Faisant suite à un arrêt de la Cour administrative d'appel de Marseille (CAA Marseille, 8ème chambre, 16 juin 2020, 18MA00029), le Conseil d'Etat est venu précisé sa jurisprudence en matière de report et d'indemnisation des congés payés non pris par un agent public (CE, 5ème et 6ème chambres réunies, 22 juin 2022, n°443053).


Il est rappelé que le Conseil d'Etat avait déjà été contraint d'intervenir en 2017 pour rendre compatible le droit français avec celui de l'Union européenne (CE, 26 avril 2017, avis, n°406009) : " (...) En l'absence de dispositions législatives ou réglementaires fixant (...) une période de report des congés payés qu'un agent s'est trouvé, du fait d'un congé maladie, dans l'impossibilité de prendre au cours d'une année civile donnée, le juge peut en principe considérer, afin d'assurer le respect des dispositions de la directive 2003/88/CE du 4 novembre 2003, que ces congés peuvent être pris au cours d'une période de quinze mois après le terme de cette année. La Cour de justice de l'Union européenne a en effet jugé, dans son arrêt C-214/10 du 22 novembre 2011, qu'une telle durée de quinze mois, substantiellement supérieure à la durée de la période annuelle au cours de laquelle le droit peut être exercé, est compatible avec les dispositions de l'article 7 de la directive. Toutefois ce droit au report s'exerce, en l'absence de dispositions, sur ce point également, dans le droit national, dans la limite de quatre semaines prévue par cet article 7."

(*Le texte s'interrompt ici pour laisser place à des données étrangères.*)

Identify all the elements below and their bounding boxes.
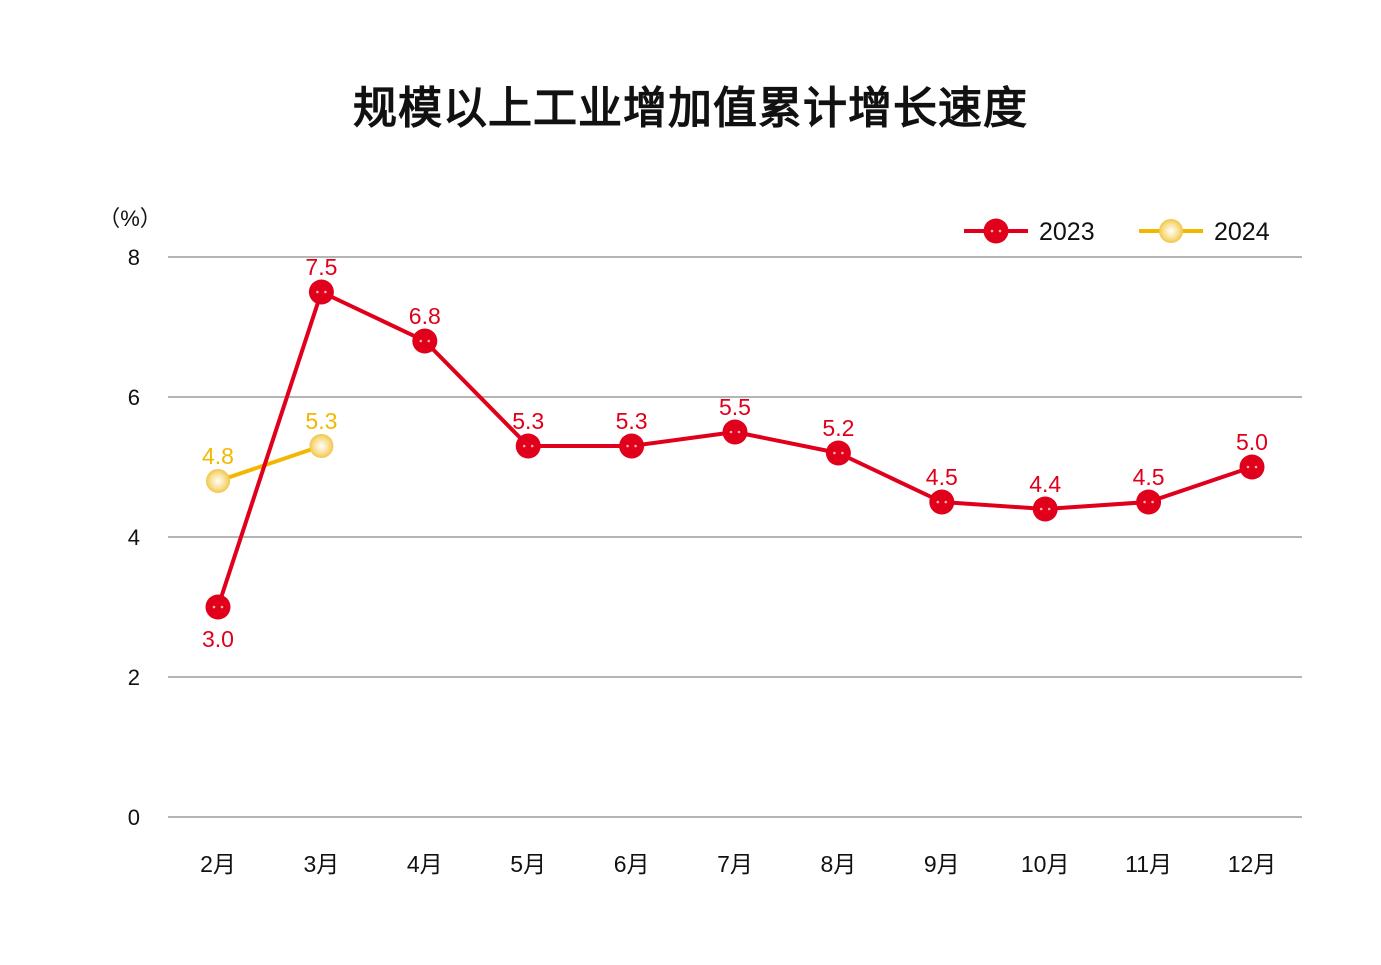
series-2024: 4.8 5.3 [202, 408, 337, 493]
legend-label: 2023 [1039, 218, 1095, 246]
series-line [216, 290, 1253, 608]
data-point [515, 433, 541, 459]
x-tick-label: 4月 [407, 851, 443, 877]
series-line [217, 444, 323, 483]
data-label: 5.3 [616, 408, 648, 434]
y-tick-label: 0 [128, 805, 140, 830]
data-label: 5.3 [512, 408, 544, 434]
legend-marker [983, 218, 1009, 244]
x-tick-label: 2月 [200, 851, 236, 877]
chart-title: 规模以上工业增加值累计增长速度 [353, 83, 1028, 134]
x-tick-label: 11月 [1125, 851, 1172, 877]
data-point [722, 419, 748, 445]
data-label: 4.8 [202, 443, 234, 469]
legend-item-2024: 2024 [1139, 218, 1270, 246]
data-label: 4.4 [1029, 471, 1061, 497]
x-tick-label: 3月 [304, 851, 340, 877]
x-tick-label: 12月 [1228, 851, 1277, 877]
data-point [308, 279, 334, 305]
data-label: 6.8 [409, 303, 441, 329]
y-axis-unit: （%） [98, 206, 162, 231]
x-tick-label: 8月 [821, 851, 857, 877]
y-tick-label: 4 [128, 525, 140, 550]
y-tick-label: 6 [128, 385, 140, 410]
data-point [205, 594, 231, 620]
data-point [825, 440, 851, 466]
y-tick-label: 2 [128, 665, 140, 690]
data-label: 7.5 [305, 254, 337, 280]
x-tick-label: 9月 [924, 851, 960, 877]
data-point [1032, 496, 1058, 522]
legend-marker [1159, 219, 1183, 243]
data-point [1136, 489, 1162, 515]
legend-item-2023: 2023 [964, 218, 1095, 246]
data-point [929, 489, 955, 515]
x-tick-label: 10月 [1021, 851, 1070, 877]
x-tick-label: 5月 [510, 851, 546, 877]
data-label: 5.0 [1236, 429, 1268, 455]
x-tick-label: 6月 [614, 851, 650, 877]
x-tick-label: 7月 [717, 851, 753, 877]
y-tick-label: 8 [128, 245, 140, 270]
data-label: 4.5 [1133, 464, 1165, 490]
series-2023: 3.0 7.5 6.8 5.3 5.3 5.5 5.2 4.5 4.4 4.5 5.0 [202, 254, 1268, 652]
data-label: 5.5 [719, 394, 751, 420]
data-label: 5.2 [822, 415, 854, 441]
data-label: 3.0 [202, 626, 234, 652]
data-point [619, 433, 645, 459]
data-point [1239, 454, 1265, 480]
data-point [412, 328, 438, 354]
data-label: 4.5 [926, 464, 958, 490]
data-point [309, 434, 334, 458]
data-label: 5.3 [305, 408, 337, 434]
data-point [206, 469, 230, 493]
legend-label: 2024 [1214, 218, 1270, 246]
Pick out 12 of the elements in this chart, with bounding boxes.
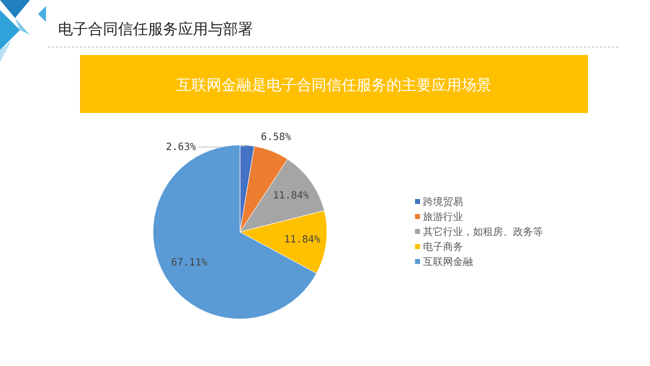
- data-label: 6.58%: [260, 132, 292, 143]
- legend-label: 其它行业，如租房、政务等: [423, 226, 543, 238]
- legend-label: 互联网金融: [423, 256, 473, 268]
- chart-subtitle: 互联网金融是电子合同信任服务的主要应用场景: [176, 77, 492, 94]
- data-label: 11.84%: [284, 234, 320, 246]
- chart-title: 电子合同信任服务应用与部署: [58, 21, 253, 38]
- data-label: 2.63%: [166, 142, 196, 153]
- legend-label: 旅游行业: [423, 211, 463, 223]
- data-label: 67.11%: [171, 257, 208, 268]
- legend-label: 跨境贸易: [423, 196, 463, 208]
- data-label: 11.84%: [272, 190, 310, 202]
- legend-label: 电子商务: [423, 241, 463, 253]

La Cour administrative d'appel de Marseille, avait été saisie, en appel d'un jugement du Tribunal administratif de Toulon, d'une problématique non expressément traitée par l'avis susvisé du Conseil d'Etat.


En effet, au cas d'espèce, un agent avait mis à la retraite au 31 décembre 2013 en disposant de 25 jours de congés annuels qu'il n'avait pas pu prendre avec ledit 31 décembre en raison de congés maladie. Il ne s'agissait donc pas ici de report de congés payés mais d'indemnisation (impossibilité de reporter des congés payés en raison d'un rupture de la relation de travail entre l'Agent et son Administration).


La Cour administrative d'appel, s'inspirant de l'avis susvisé , avait estimé que l'Administration (la Préfecture en l'occurrence) devait indemniser l'agent au titre des congés non pris en 2013 par l'agent parti à la retraite pour toute la durée des congés payés non pris, en l'occurrence 25 jours (CAA Marseille, 8ème chambre, 16 juin 2020, 18MA00029 - déjà citée).


Saisi en cassation par un pourvoi du 19 août 2020, le Conseil d'Etat a confirmé partiellement cette interprétation de la CAA de Marseille en estimant, dans la lignée de son avis relatif au droit à report que : "Ce droit au report ou, lorsqu'il est mis fin à la relation de travail, à indemnisation financière, s'exerce toutefois, en l'absence de dispositions sur ce point dans le droit national, dans la limite de quatre semaines par année de référence prévue par les dispositions citées ci-dessus de l'article 7 de la directive." [2003/88/CE du Parlement européen et du Conseil du 4 novembre 2003].


Autrement dit, le Conseil d'Etat confirme ici l'arrêt d'appel sauf en ce qui concerne la durée des congés payés non pris et ouvrant droit à indemnisation : 20 jours et non 25.